Hence, LCM of 45 and 120 is 2 x 2 x 2 x 3 x 3 x 5 = 360.

Steps to find lcm of 45 and 120 by Formula

Example: Find lcm of 45 and 120 by Formula

  • GCF of 45 and 120 = 15
  • LCM of 45 and 120 = (45 x 120) / 15
  • => 5400 / 15

Hence, LCM of 45 and 120 is 360.

Examples

Steve spends 45 dollars every day while George spends 120 dollars every day. What is the least number of days it will take each person to spend the same amount of money?

To find the least number of days that would be taken to be able to spend the same amount of dollars we need to find the LCM of 45 and 120.
So, LCM of 45 and 120 is 360.

Boxes that are 45 inches tall are being pilled next to boxes that are 120 inches tall. What is the least height in feet at which the two piles will be the same height?

To find the least height in feet at which the two piles will be at same height we will find LCM of 45 and 120.
So, LCM of 45 and 120 is 360.

Sammy's company prints 45 textbooks at a time. Daniel's company prints textbooks in sets of 120 at a time. According to a survey done by a committee, both companies printed the same number of textbooks last year. Find the least number of books that each company would have printed.

To find the least number of textbooks that each company could have printed we need to find the LCM of 45 and 120.
So, LCM of 45 and 120 is 360.

Ram and Deepika are running on a circular track. They start at the same time. They take 45 and 120 minutes respectively to go round once. Find at what time they will run together?

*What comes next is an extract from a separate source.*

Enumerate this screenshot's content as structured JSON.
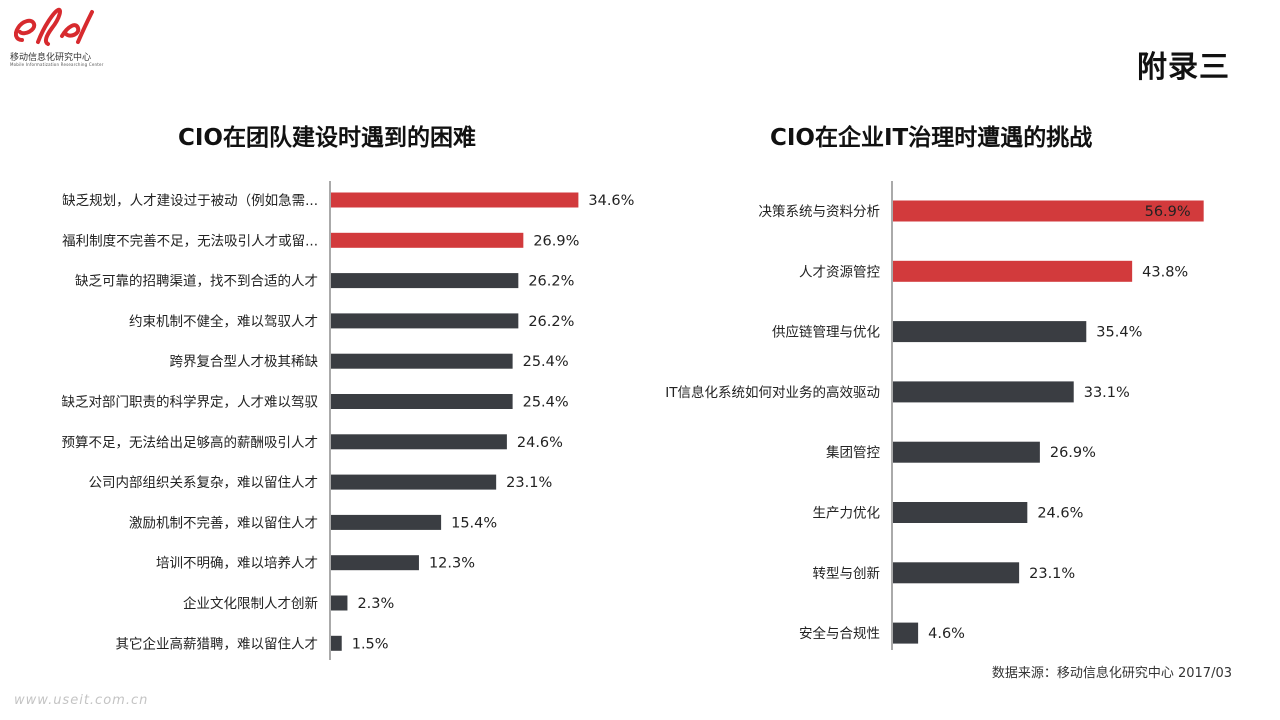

Ram and Deepika are running on a circular track. They take 45 and 120 minutes respectively to go round once. We need to find out at what time (minimum) they will run together again. For this we need to find the LCM of 45 and 120.
So, LCM of 45 and 120 is 360.

Find the LCM of 45 and 120 using GCF method.

Greatest common factor or gcf of 45 and 120 is GCF(45, 120) x LCM(45, 120) = (45 x 120) / GCF(45, 120) = 360.

Find the least common multiple of 45 and 120.

Least common multiple of 45 and 120 is 360.

Find the least number which is exactly divisible by 45 and 120.

Least number which is exactly divisible by 45 and 120 is 360.